L’imminente signature de la nouvelle politique fédérale de lutte contre l’itinérance «inquiète» des organismes montréalais et québécois. Si le gouvernement compte allouer 2,2 G$ à ces mesures dans les dix prochaines années, les groupes craignent que les sommes versées au Québec ne touchent que la «pointe visible de l’iceberg».
Ottawa a récemment lancé le programme Vers un chez-soi, qui doit déterminer comment la lutte à l’itinérance sera menée au pays d’ici 2028. Le ministère de l’Emploi et du Développement social planche présentement sur l’orientation des sommes partout au Canada.
Sur papier, ces sommes supplémentaires s’avèrent positives, observe le directeur du Réseau d’aide aux personnes seules et itinérantes de Montréal (RAPSIM), Pierre Gaudreau.
«Les fonds de lutte à l’itinérance sont apparus il y a vingt ans. Jusqu’en 2016, on ne les avaient jamais augmentés ni indexés, affirme-t-il. Avec Vers un chez-soi, ça va être 100% de plus que ce qu’on avait pendant 15 ans.»
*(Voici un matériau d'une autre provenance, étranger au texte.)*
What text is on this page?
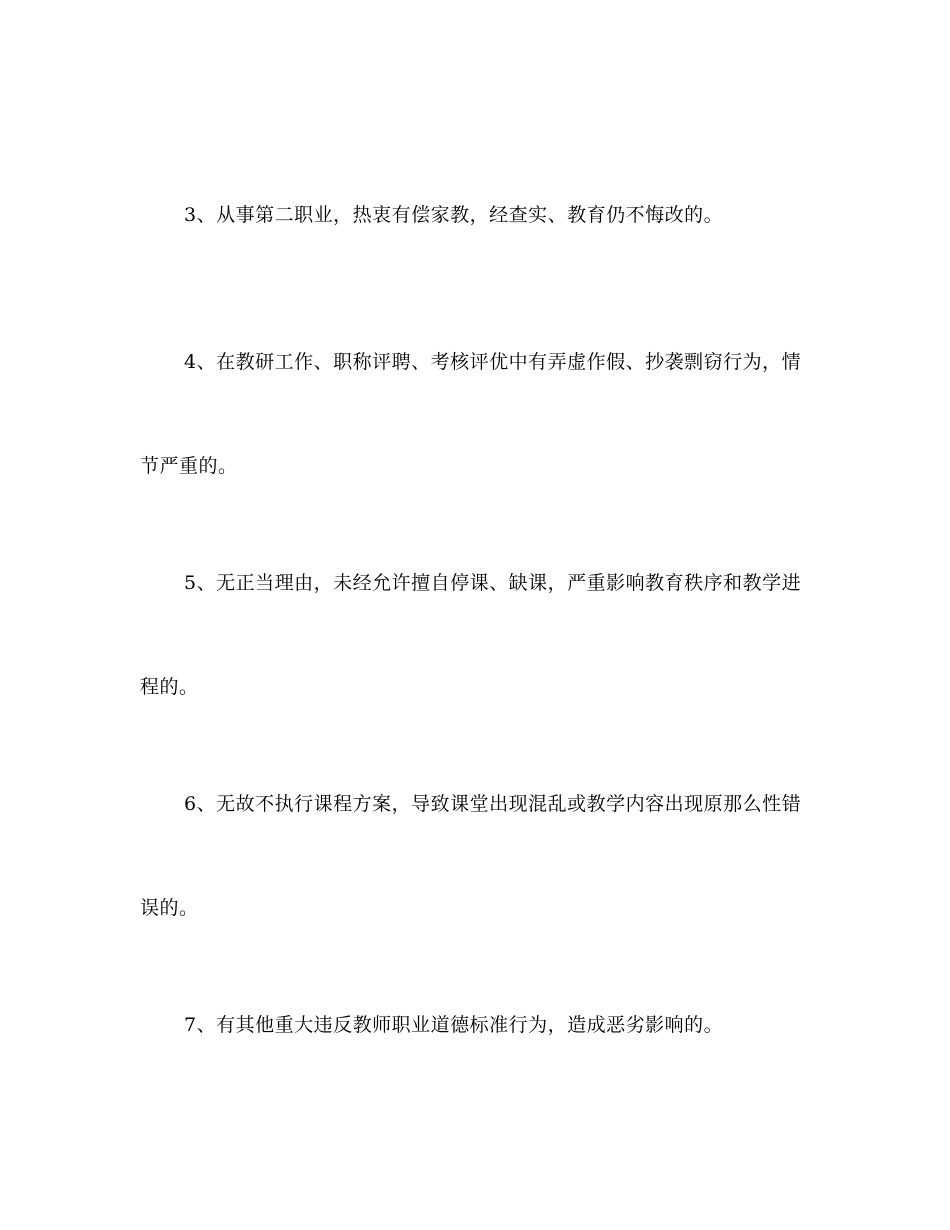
3、从事第二职业，热衷有偿家教，经查实、教育仍不悔改的。

4、在教研工作、职称评聘、考核评优中有弄虚作假、抄袭剽窃行为，情节严重的。

5、无正当理由，未经允许擅自停课、缺课，严重影响教育秩序和教学进程的。

6、无故不执行课程方案，导致课堂出现混乱或教学内容出现原那么性错误的。

7、有其他重大违反教师职业道德标准行为，造成恶劣影响的。
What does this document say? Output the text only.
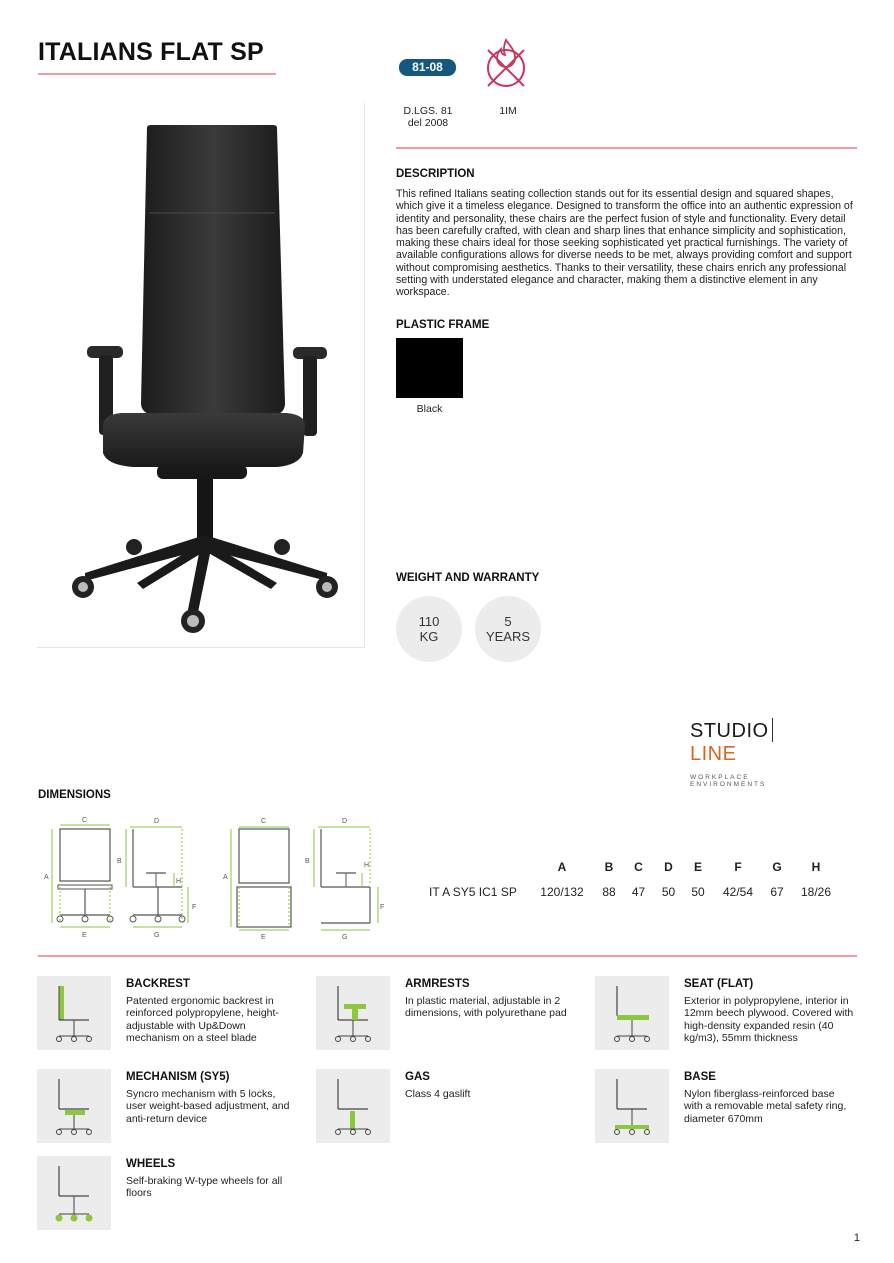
ITALIANS FLAT SP
81-08
D.LGS. 81
del 2008
1IM
DESCRIPTION
This refined Italians seating collection stands out for its essential design and squared shapes, which give it a timeless elegance. Designed to transform the office into an authentic expression of identity and personality, these chairs are the perfect fusion of style and functionality. Every detail has been carefully crafted, with clean and sharp lines that enhance simplicity and sophistication, making these chairs ideal for those seeking sophisticated yet practical furnishings. The variety of available configurations allows for diverse needs to be met, always providing comfort and support without compromising aesthetics. Thanks to their versatility, these chairs enrich any professional setting with understated elegance and character, making them a distinctive element in any workspace.
PLASTIC FRAME
Black
WEIGHT AND WARRANTY
110
KG
5
YEARS
STUDIOLINE
WORKPLACE ENVIRONMENTS
DIMENSIONS
C
A
E
D
B
H
F
G
C
A
E
D
B
H
F
G
	A	B	C	D	E	F	G	H
IT A SY5 IC1 SP	120/132	88	47	50	50	42/54	67	18/26
BACKREST
Patented ergonomic backrest in reinforced polypropylene, height-adjustable with Up&Down mechanism on a steel blade
ARMRESTS
In plastic material, adjustable in 2 dimensions, with polyurethane pad
SEAT (FLAT)
Exterior in polypropylene, interior in 12mm beech plywood. Covered with high-density expanded resin (40 kg/m3), 55mm thickness
MECHANISM (SY5)
Syncro mechanism with 5 locks, user weight-based adjustment, and anti-return device
GAS
Class 4 gaslift
BASE
Nylon fiberglass-reinforced base with a removable metal safety ring, diameter 670mm
WHEELS
Self-braking W-type wheels for all floors
1
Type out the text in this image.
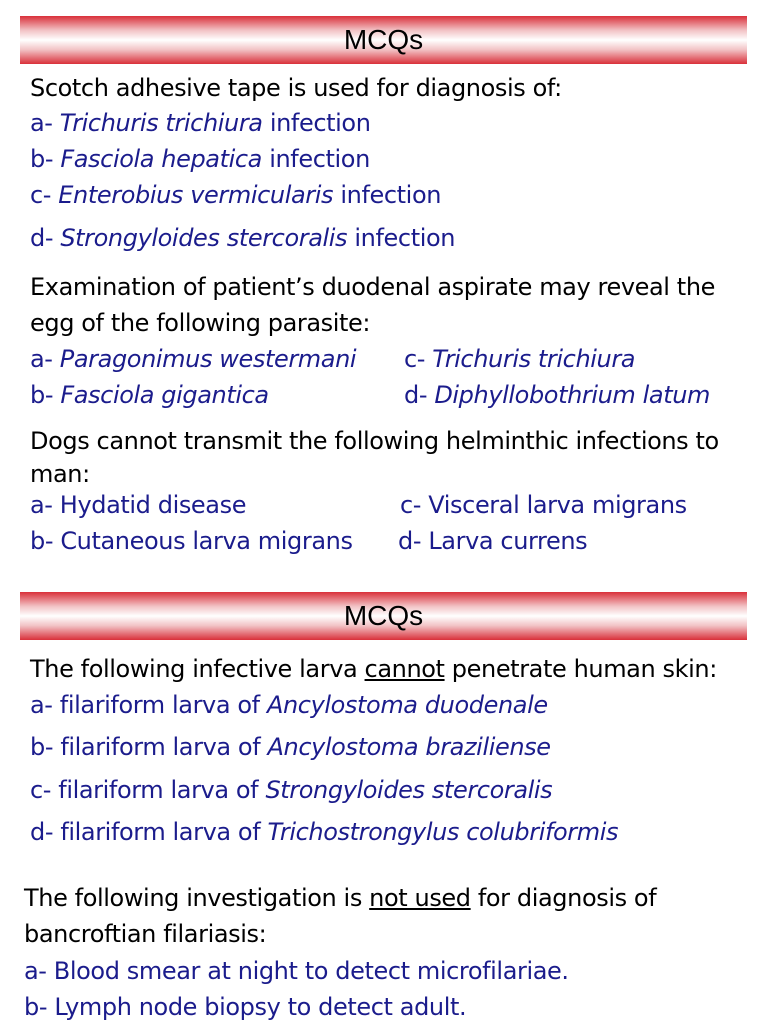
MCQs
Scotch adhesive tape is used for diagnosis of:
a- Trichuris trichiura infection
b- Fasciola hepatica infection
c- Enterobius vermicularis infection
d- Strongyloides stercoralis infection
Examination of patient’s duodenal aspirate may reveal the egg of the following parasite:
a- Paragonimus westermani c- Trichuris trichiura
b- Fasciola gigantica	d- Diphyllobothrium latum
Dogs cannot transmit the following helminthic infections to man:
a- Hydatid disease	c- Visceral larva migrans
b- Cutaneous larva migrans d- Larva currens
MCQs
The following infective larva cannot penetrate human skin:
a- filariform larva of Ancylostoma duodenale
b- filariform larva of Ancylostoma braziliense
c- filariform larva of Strongyloides stercoralis
d- filariform larva of Trichostrongylus colubriformis
The following investigation is not used for diagnosis of bancroftian filariasis:
a- Blood smear at night to detect microfilariae.
b- Lymph node biopsy to detect adult.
Dans une conférence de presse conjointe avec le Réseau Solidarité itinérance du Québec (RSIQ), mardi, le RAPSIM a toutefois appelé le gouvernement du premier ministre Justin Trudeau à travailler en amont et à laisser au Québec le luxe de faire appel à «son expertise».
«Bravo pour les fonds nouveaux, mais les objectifs sont mauvais, ajoute M. Gaudreau. En dix ans, le gouvernement veut cibler l’itinérance chronique. Le problème c’est qu’il va nuire à des actions menées auprès d’autres personnes en situation d’itinérance invisible, mais bien réelle.»
Invisibles
Par «itinérance invisible», les organismes présents parlent entre autres des femmes, des jeunes et des personnes âgées qui vivent toujours de façon précaire, à la limite de l’itinérance.
«La réduction de l’itinérance chronique de moitié en dix ans, c’est un objectif louable. Ce qui pose problème, c’est ce que ça ne permet pas de financer», explique à ce sujet la coordonnatrice au RSIQ Laury Bacro.
«Il y a la réalité de la femme qui a frappé aux portes de refuges et s’est vue refuser l’accès. Il se fait tard. Elle rencontre un homme qui, en échange de son canapé, lui demande des faveurs sexuelles» – Cilvie Gingras, ex-femme sans-abris
Selon Mme Bacro, l’itinérance «demande une diversité d’actions pour être combattue», dont l’appel aux organismes locaux. «Depuis 2015, il y a eu l’imposition du modèle Housing First qui allait même à l’encontre des réalités régionales», lance la porte-parole.
Québec s’en mêle
Au mois de juin dernier, l’Assemblée nationale a adopté à l’unanimité une motion proposée par le député d’Hochelaga-Maisonneuve, Alexandre Leduc. Le texte déposé par le membre de Québec solidaire (QS) invitait le gouvernement fédéral à lancer Vers un chez-soi en respectant les cinq axes de la Politique nationale de lutte à l’itinérance, un document provincial.
«On attend le résultat. C’est important d’avoir une diversité d’action et ne pas trop se concentrer sur les chiffres», constate M. Leduc.
«Autrement, on va défaire quelque chose qui fonctionne assez bien présentement», ajoute-t-il.
Dans une lettre envoyée le 8 juillet au RSIQ, la sous-ministre adjointe à la Santé et aux Services sociaux, Lyne Jobin, a assuré que le gouvernement «comptait défendre fermement les orientations québécoises en matière d’itinérance».
Si les communications avec le gouvernement Legault «se veulent encourageantes», on ne crie pas pour autant victoire au RSIQ.
«Ce qu’on sait, c’est ce qu’il est écrit noir sur blanc sur le site du gouvernement [fédéral], et qui, mis à jour le 4 juillet, contient toujours les mêmes objectifs», avance Laury Bacro.
Pour Pierre Gaudreau, «Québec doit se tenir debout» dans ce dossier. «On doit s’assurer que les fonds fédéraux vont dans le sens de ce qu’a demandé l’Assemblée nationale. Et là, on a des inquiétudes», soutient le directeur du RAPSIM.